Ethanol production sees reduced role in UK wheat outlook
London, 24 May (Argus) — The UK government has cut its forecast for annual wheat demand at domestic ethanol producers, with the country's two largest production plants still commercially idle.
“No significant 2011-12 wheat usage is forecast for either bioethanol plant, as [Ensus] is currently out of production and [Vivergo] is not expected to be on line until summer,” according to the May supply and demand update from the UK Department of Environment, Food and Rural Affairs (Defra).
Defra in response has moved to reduce its anticipated annual wheat demand for human and industrial consumption by 48,000t to 6.81mn t for the 2011-12 season.

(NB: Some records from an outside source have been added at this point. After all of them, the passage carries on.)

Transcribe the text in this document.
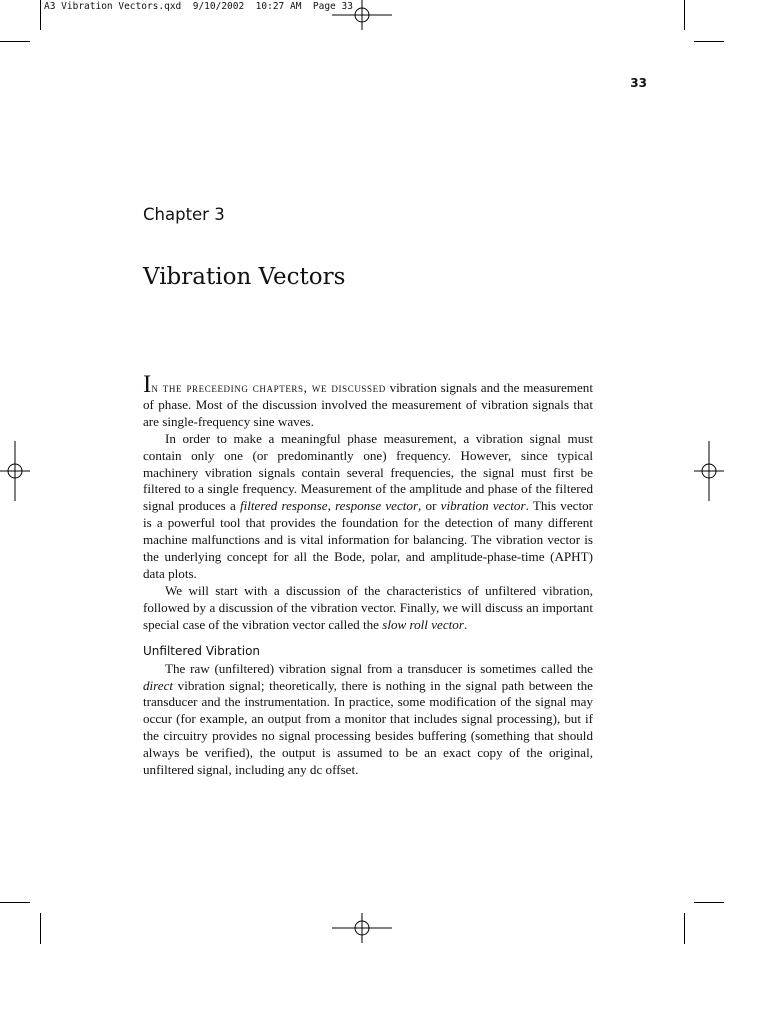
A3 Vibration Vectors.qxd 9/10/2002 10:27 AM Page 33
33
Chapter 3
Vibration Vectors

In the preceeding chapters, we discussed vibration signals and the measurement of phase. Most of the discussion involved the measurement of vibration signals that are single-frequency sine waves.

In order to make a meaningful phase measurement, a vibration signal must contain only one (or predominantly one) frequency. However, since typical machinery vibration signals contain several frequencies, the signal must first be filtered to a single frequency. Measurement of the amplitude and phase of the filtered signal produces a filtered response, response vector, or vibration vector. This vector is a powerful tool that provides the foundation for the detection of many different machine malfunctions and is vital information for balancing. The vibration vector is the underlying concept for all the Bode, polar, and amplitude-phase-time (APHT) data plots.

We will start with a discussion of the characteristics of unfiltered vibration, followed by a discussion of the vibration vector. Finally, we will discuss an important special case of the vibration vector called the slow roll vector.

Unfiltered Vibration

The raw (unfiltered) vibration signal from a transducer is sometimes called the direct vibration signal; theoretically, there is nothing in the signal path between the transducer and the instrumentation. In practice, some modification of the signal may occur (for example, an output from a monitor that includes signal processing), but if the circuitry provides no signal processing besides buffering (something that should always be verified), the output is assumed to be an exact copy of the original, unfiltered signal, including any dc offset.
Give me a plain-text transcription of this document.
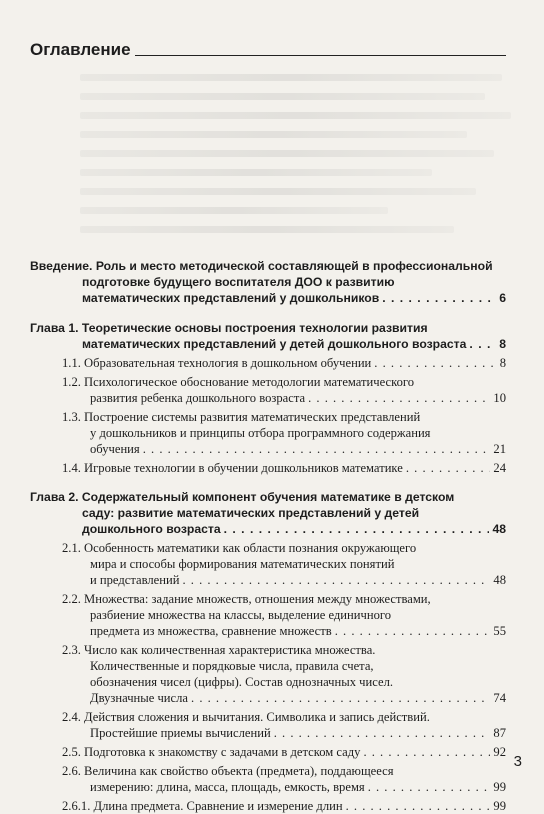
Оглавление
Введение. Роль и место методической составляющей в профессиональной
подготовке будущего воспитателя ДОО к развитию
математических представлений у дошкольников . . .	6
Глава 1. Теоретические основы построения технологии развития
математических представлений у детей дошкольного возраста . . .	8
1.1. Образовательная технология в дошкольном обучении . . .	8
1.2. Психологическое обоснование методологии математического
развития ребенка дошкольного возраста . . .	10
1.3. Построение системы развития математических представлений
у дошкольников и принципы отбора программного содержания
обучения . . .	21
1.4. Игровые технологии в обучении дошкольников математике . . .	24
Глава 2. Содержательный компонент обучения математике в детском
саду: развитие математических представлений у детей
дошкольного возраста . . .	48
2.1. Особенность математики как области познания окружающего
мира и способы формирования математических понятий
и представлений . . .	48
2.2. Множества: задание множеств, отношения между множествами,
разбиение множества на классы, выделение единичного
предмета из множества, сравнение множеств . . .	55
2.3. Число как количественная характеристика множества.
Количественные и порядковые числа, правила счета,
обозначения чисел (цифры). Состав однозначных чисел.
Двузначные числа . . .	74
2.4. Действия сложения и вычитания. Символика и запись действий.
Простейшие приемы вычислений . . .	87
2.5. Подготовка к знакомству с задачами в детском саду . . .	92
2.6. Величина как свойство объекта (предмета), поддающееся
измерению: длина, масса, площадь, емкость, время . . .	99
2.6.1. Длина предмета. Сравнение и измерение длин . . .	99
3
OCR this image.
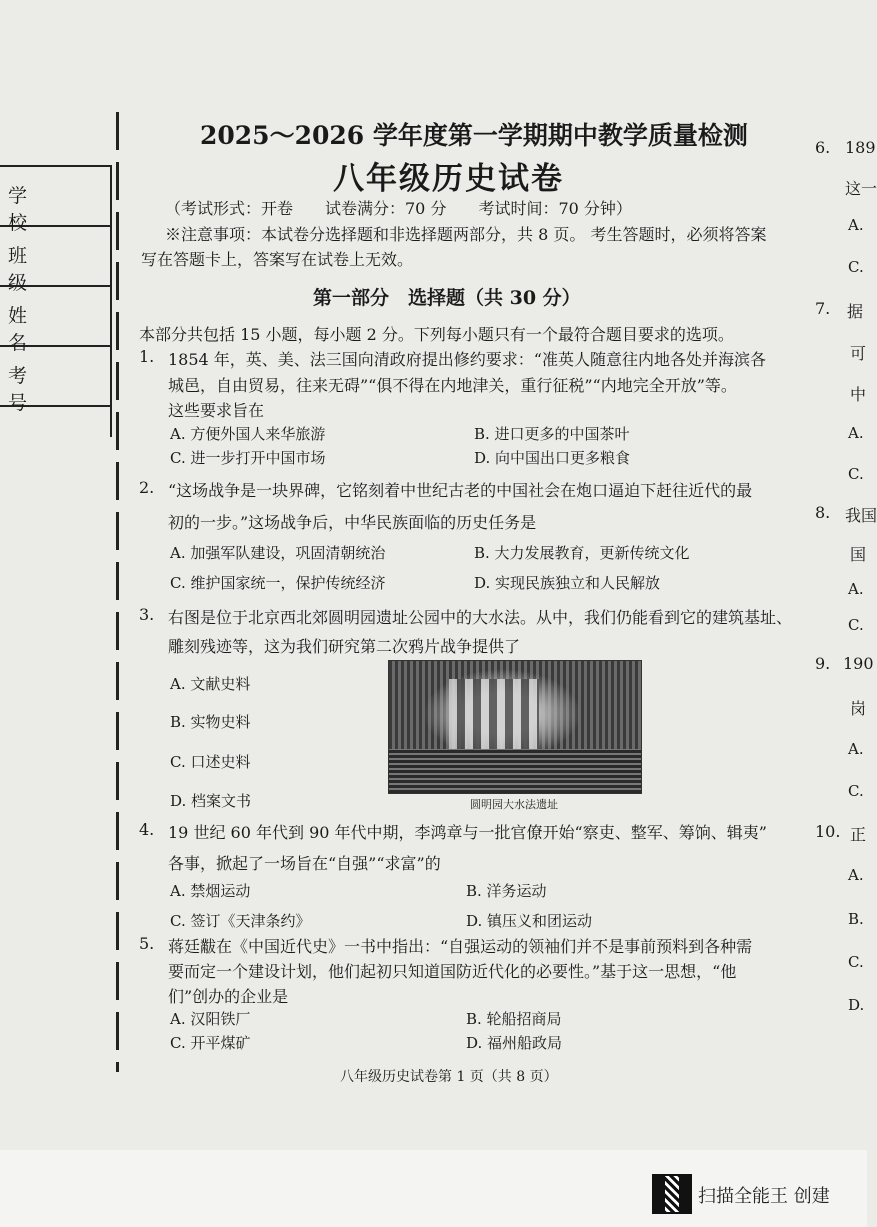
学校
班级
姓名
考号
2025～2026 学年度第一学期期中教学质量检测
八年级历史试卷
（考试形式：开卷　　试卷满分：70 分　　考试时间：70 分钟）
※注意事项：本试卷分选择题和非选择题两部分，共 8 页。 考生答题时，必须将答案
写在答题卡上，答案写在试卷上无效。
第一部分　选择题（共 30 分）
本部分共包括 15 小题，每小题 2 分。下列每小题只有一个最符合题目要求的选项。
1. 1854 年，英、美、法三国向清政府提出修约要求：“准英人随意往内地各处并海滨各
城邑，自由贸易，往来无碍”“俱不得在内地津关，重行征税”“内地完全开放”等。
这些要求旨在
A. 方便外国人来华旅游	B. 进口更多的中国茶叶
C. 进一步打开中国市场	D. 向中国出口更多粮食
2. “这场战争是一块界碑，它铭刻着中世纪古老的中国社会在炮口逼迫下赶往近代的最
初的一步。”这场战争后，中华民族面临的历史任务是
A. 加强军队建设，巩固清朝统治	B. 大力发展教育，更新传统文化
C. 维护国家统一，保护传统经济	D. 实现民族独立和人民解放
3. 右图是位于北京西北郊圆明园遗址公园中的大水法。从中，我们仍能看到它的建筑基址、
雕刻残迹等，这为我们研究第二次鸦片战争提供了
A. 文献史料
B. 实物史料
C. 口述史料
D. 档案文书	圆明园大水法遗址
4. 19 世纪 60 年代到 90 年代中期，李鸿章与一批官僚开始“察吏、整军、筹饷、辑夷”
各事，掀起了一场旨在“自强”“求富”的
A. 禁烟运动	B. 洋务运动
C. 签订《天津条约》	D. 镇压义和团运动
5. 蒋廷黻在《中国近代史》一书中指出：“自强运动的领袖们并不是事前预料到各种需
要而定一个建设计划，他们起初只知道国防近代化的必要性。”基于这一思想，“他
们”创办的企业是
A. 汉阳铁厂	B. 轮船招商局
C. 开平煤矿	D. 福州船政局
八年级历史试卷第 1 页（共 8 页）
6. 189
这一
A.
C.
7. 据
可
中
A.
C.
8. 我国
国
A.
C.
9. 190
岗
A.
C.
10. 正
A.
B.
C.
D.
扫描全能王 创建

In contrast, forecast wheat usage for animal feed has been increased by 91,000t to 6.54mn t, an increase of 6pc on 2010-11, while total wheat availability is forecast at 17.69mn t, with imports unchanged at 900,000t and exports at 2.45mn t, or 205,000t lower than 2010-11.
The 400mn litres/yr Ensus plant was mothballed in May last year, with executives blaming poor sales on delays to the implementation of the EU's renewable energy directive (RED), and sustained imports of cheap denatured ethanol blends from the US. But an EU-wide change to ethanol import tax legislation has effectively closed off the arbitrage to Europe of cheap US-produced ethanol/gasoline blends, while Ensus' RED-compliant sustainability scheme has won European Commission approval, increasing the plant's access to Europe's major continental ethanol markets.

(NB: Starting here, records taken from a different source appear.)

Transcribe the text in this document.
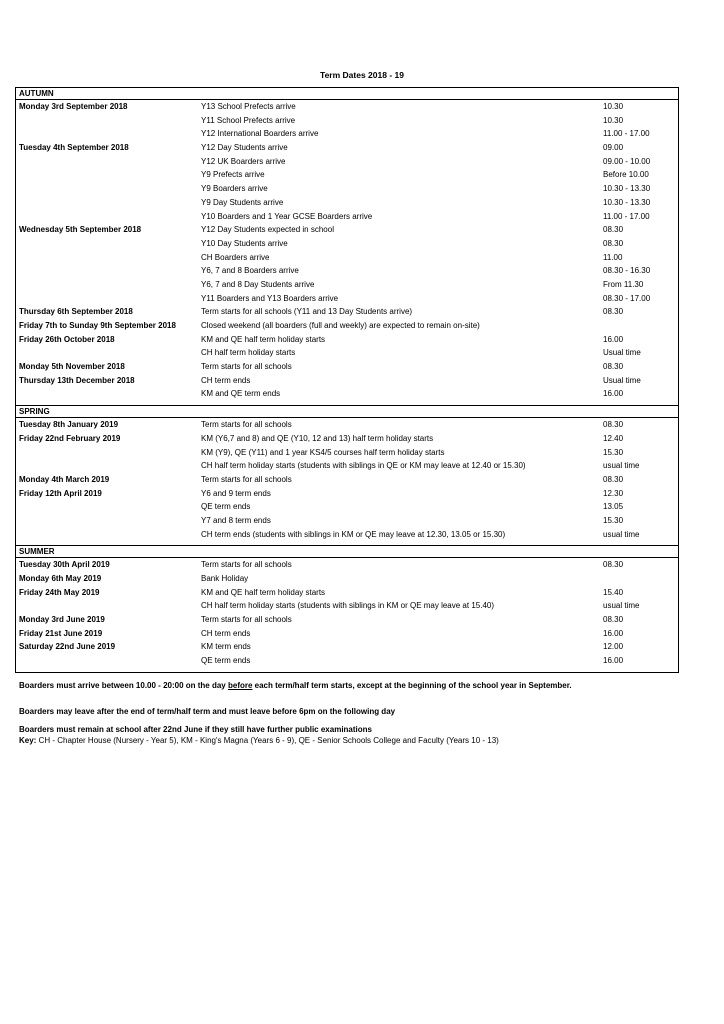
Term Dates 2018 - 19
AUTUMN
Monday 3rd September 2018	Y13 School Prefects arrive	10.30
Y11 School Prefects arrive	10.30
Y12 International Boarders arrive	11.00 - 17.00
Tuesday 4th September 2018	Y12 Day Students arrive	09.00
Y12 UK Boarders arrive	09.00 - 10.00
Y9 Prefects arrive	Before 10.00
Y9 Boarders arrive	10.30 - 13.30
Y9 Day Students arrive	10.30 - 13.30
Y10 Boarders and 1 Year GCSE Boarders arrive	11.00 - 17.00
Wednesday 5th September 2018	Y12 Day Students expected in school	08.30
Y10 Day Students arrive	08.30
CH Boarders arrive	11.00
Y6, 7 and 8 Boarders arrive	08.30 - 16.30
Y6, 7 and 8 Day Students arrive	From 11.30
Y11 Boarders and Y13 Boarders arrive	08.30 - 17.00
Thursday 6th September 2018	Term starts for all schools (Y11 and 13 Day Students arrive)	08.30
Friday 7th to Sunday 9th September 2018	Closed weekend (all boarders (full and weekly) are expected to remain on-site)
Friday 26th October 2018	KM and QE half term holiday starts	16.00
CH half term holiday starts	Usual time
Monday 5th November 2018	Term starts for all schools	08.30
Thursday 13th December 2018	CH term ends	Usual time
KM and QE term ends	16.00
SPRING
Tuesday 8th January 2019	Term starts for all schools	08.30
Friday 22nd February 2019	KM (Y6,7 and 8) and QE (Y10, 12 and 13) half term holiday starts	12.40
KM (Y9), QE (Y11) and 1 year KS4/5 courses half term holiday starts	15.30
CH half term holiday starts (students with siblings in QE or KM may leave at 12.40 or 15.30)	usual time
Monday 4th March 2019	Term starts for all schools	08.30
Friday 12th April 2019	Y6 and 9 term ends	12.30
QE term ends	13.05
Y7 and 8 term ends	15.30
CH term ends (students with siblings in KM or QE may leave at 12.30, 13.05 or 15.30)	usual time
SUMMER
Tuesday 30th April 2019	Term starts for all schools	08.30
Monday 6th May 2019	Bank Holiday
Friday 24th May 2019	KM and QE half term holiday starts	15.40
CH half term holiday starts (students with siblings in KM or QE may leave at 15.40)	usual time
Monday 3rd June 2019	Term starts for all schools	08.30
Friday 21st June 2019	CH term ends	16.00
Saturday 22nd June 2019	KM term ends	12.00
QE term ends	16.00
Boarders must arrive between 10.00 - 20:00 on the day before each term/half term starts, except at the beginning of the school year in September.
Boarders may leave after the end of term/half term and must leave before 6pm on the following day
Boarders must remain at school after 22nd June if they still have further public examinations
Key: CH - Chapter House (Nursery - Year 5), KM - King's Magna (Years 6 - 9), QE - Senior Schools College and Faculty (Years 10 - 13)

Commissioning and initial ethanol production at the recently built 420mn l/yr plant operated by Vivergo Fuels is understood to be “well under way”, with grain deliveries expected to “ramp up significantly”, according to UK-based wheat and grain marketing company Frontier Agriculture.
UK investment fund Future Capital Partners this week announced that fundraising for a planned 200mn l/yr bioethanol refinery is nearing completion. The new plant will be based in Grimsby and will join the Vivergo and Ensus facilities in capitalising on the region's close proximity to UK grain suppliers and favourable transport links to Europe.
With the possibility of three major ethanol production facilities operating in the region within the near future, the Humber estuary has quickly emerged as a potentially significant ethanol production cluster for the UK and European markets.